European Green New Deal Is As Phony As It Comes

Steingraber - Tom Reynolds Reports

Tom Reynolds
Co-Founder of Dryden Safe Energy Coalition

[Editor’s Note: Supposed European Green New Deal successes are at least partly, and probably mostly, attributable to natural gas, a fact largely buried.]

The Albany Times-Union and several other newspapers just ran an article titled “EU greenhouse gas emissions down 24% since 1990.” The article also stats that the European Commission President has pledged to stay away from fossil fuels.

European Green New Deal

Modernistic (and thoroughly trashy) European Commission headquarters in Brussels where straw is spun into green energy “fool’s gold.”

The article touts the “European Green New Deal” and devotes significant space to the Paris Climate Accord. The purpose, I suppose, is to get some of the credit for the reduced emissions to reflect on those projects.

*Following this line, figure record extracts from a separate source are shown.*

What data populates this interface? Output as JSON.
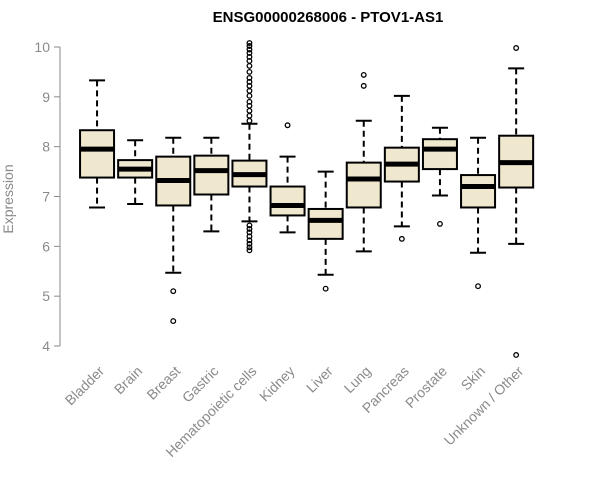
{
  "chart_data": {
    "type": "boxplot",
    "title": "ENSG00000268006 - PTOV1-AS1",
    "xlabel": "",
    "ylabel": "Expression",
    "ylim": [
      3.8,
      10.1
    ],
    "yticks": [
      4,
      5,
      6,
      7,
      8,
      9,
      10
    ],
    "box_color": "#efe8cf",
    "categories": [
      "Bladder",
      "Brain",
      "Breast",
      "Gastric",
      "Hematopoietic cells",
      "Kidney",
      "Liver",
      "Lung",
      "Pancreas",
      "Prostate",
      "Skin",
      "Unknown / Other"
    ],
    "series": [
      {
        "name": "Bladder",
        "min": 6.78,
        "q1": 7.38,
        "median": 7.95,
        "q3": 8.33,
        "max": 9.33,
        "outliers": []
      },
      {
        "name": "Brain",
        "min": 6.85,
        "q1": 7.38,
        "median": 7.55,
        "q3": 7.73,
        "max": 8.13,
        "outliers": []
      },
      {
        "name": "Breast",
        "min": 5.47,
        "q1": 6.82,
        "median": 7.32,
        "q3": 7.8,
        "max": 8.18,
        "outliers": [
          5.1,
          4.5
        ]
      },
      {
        "name": "Gastric",
        "min": 6.3,
        "q1": 7.04,
        "median": 7.52,
        "q3": 7.82,
        "max": 8.18,
        "outliers": []
      },
      {
        "name": "Hematopoietic cells",
        "min": 6.5,
        "q1": 7.2,
        "median": 7.44,
        "q3": 7.72,
        "max": 8.46,
        "outliers": [
          10.08,
          10.02,
          9.95,
          9.88,
          9.8,
          9.72,
          9.62,
          9.5,
          9.38,
          9.3,
          9.22,
          9.12,
          9.02,
          8.9,
          8.82,
          8.72,
          8.62,
          8.52,
          6.42,
          6.35,
          6.28,
          6.2,
          6.12,
          6.05,
          5.98,
          5.92
        ]
      },
      {
        "name": "Kidney",
        "min": 6.28,
        "q1": 6.62,
        "median": 6.82,
        "q3": 7.2,
        "max": 7.8,
        "outliers": [
          8.43
        ]
      },
      {
        "name": "Liver",
        "min": 5.43,
        "q1": 6.15,
        "median": 6.52,
        "q3": 6.75,
        "max": 7.5,
        "outliers": [
          5.15
        ]
      },
      {
        "name": "Lung",
        "min": 5.9,
        "q1": 6.78,
        "median": 7.35,
        "q3": 7.68,
        "max": 8.52,
        "outliers": [
          9.44,
          9.22
        ]
      },
      {
        "name": "Pancreas",
        "min": 6.4,
        "q1": 7.3,
        "median": 7.65,
        "q3": 7.98,
        "max": 9.02,
        "outliers": [
          6.15
        ]
      },
      {
        "name": "Prostate",
        "min": 7.02,
        "q1": 7.55,
        "median": 7.95,
        "q3": 8.15,
        "max": 8.38,
        "outliers": [
          6.45
        ]
      },
      {
        "name": "Skin",
        "min": 5.87,
        "q1": 6.78,
        "median": 7.2,
        "q3": 7.43,
        "max": 8.18,
        "outliers": [
          5.2
        ]
      },
      {
        "name": "Unknown / Other",
        "min": 6.05,
        "q1": 7.18,
        "median": 7.68,
        "q3": 8.22,
        "max": 9.57,
        "outliers": [
          9.98,
          3.82
        ]
      }
    ]
  }
}
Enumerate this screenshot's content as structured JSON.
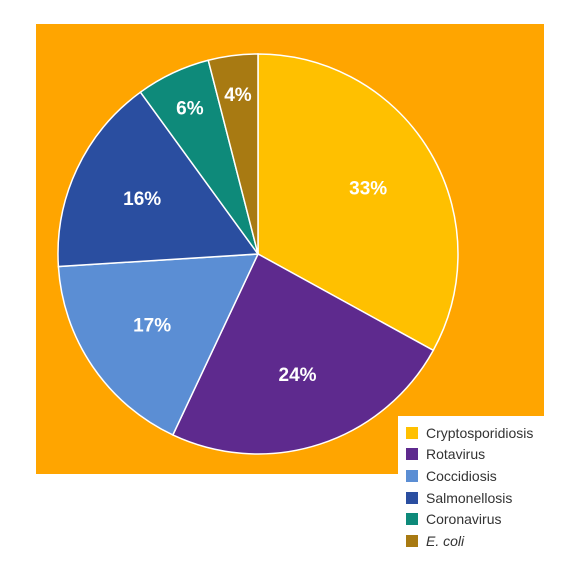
{
  "chart_data": {
    "type": "pie",
    "title": "",
    "background_color": "#FFA500",
    "labels_on_slices": true,
    "legend_position": "bottom-right",
    "slices": [
      {
        "label": "Cryptosporidiosis",
        "value": 33,
        "display": "33%",
        "color": "#FFC000"
      },
      {
        "label": "Rotavirus",
        "value": 24,
        "display": "24%",
        "color": "#5E2A8E"
      },
      {
        "label": "Coccidiosis",
        "value": 17,
        "display": "17%",
        "color": "#5B8ED4"
      },
      {
        "label": "Salmonellosis",
        "value": 16,
        "display": "16%",
        "color": "#2A4EA0"
      },
      {
        "label": "Coronavirus",
        "value": 6,
        "display": "6%",
        "color": "#0E8A7A"
      },
      {
        "label": "E. coli",
        "value": 4,
        "display": "4%",
        "color": "#A87A12",
        "italic": true
      }
    ]
  }
}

Greenhouse gas emissions in the European Union have been reduced by 24% compared to 1990 levels, according to the bloc’s annual climate report, but the EU said Monday it still needs to intensify efforts to keep to its target of making Europe the first climate-neutral continent by mid-century.

The EU’s executive arm said Monday that emissions in the 27-nation bloc have decreased by 3.7% in 2019 compared to the previous year, while gross domestic product rose 1.5% over the same period…

Due to the coronavirus pandemic, the commission expects “an unprecedented fall in emissions” in 2020, along the lines of 8%.

“However, as experienced in the past, a swift economic recovery may lead to a strong and rapid rebound in emissions, unless policy gears its stimulus measures toward the green transition,” the commission wrote in the report.

EU Commission President Ursula Von der Leyen, who this week celebrates one year in office, has made the fight against global warming the priority of her term. In the EU’s coronavirus recovery strategy, the commission has pledged to stay away from fossil-fuel projects.

“The European Union is proving it is possible to reduce emissions and grow your economy,” said Frans Timmermans, the commission vice-president in charge of the European Green Deal. “However, today’s report again confirms we need to step up our efforts across all sectors of the economy to reach our common goal of climate neutrality by 2050.”

But, I wondered, what caused the drop in emissions?There was no answer until the very last sentence of this very last paragraph?

“This drop was driven mainly by the power sector, where emissions fell by almost 15%, primarily due to coal-fired electricity production being replaced by electricity production from renewables and gas,” the commission said.

Wait a minute…didn’t the EC President pledge to stay away from fossil fuels? Isn’t Natural Gas a fossil fuel? Don’t numerous studies say the reduction in greenhouse gases is due to natural gas use and very few studies, if any, give “renewables” more than a tiny bit of credit?

This is a great example of the media distorting news to fit their agenda. Green is good. Renewables are good. Gas is bad. Even though the credit belongs to natural gas, that fact is buried in the effusive praise of all things green and renewable (which usually has little if anything to do with the reduction in greenhouse gases.)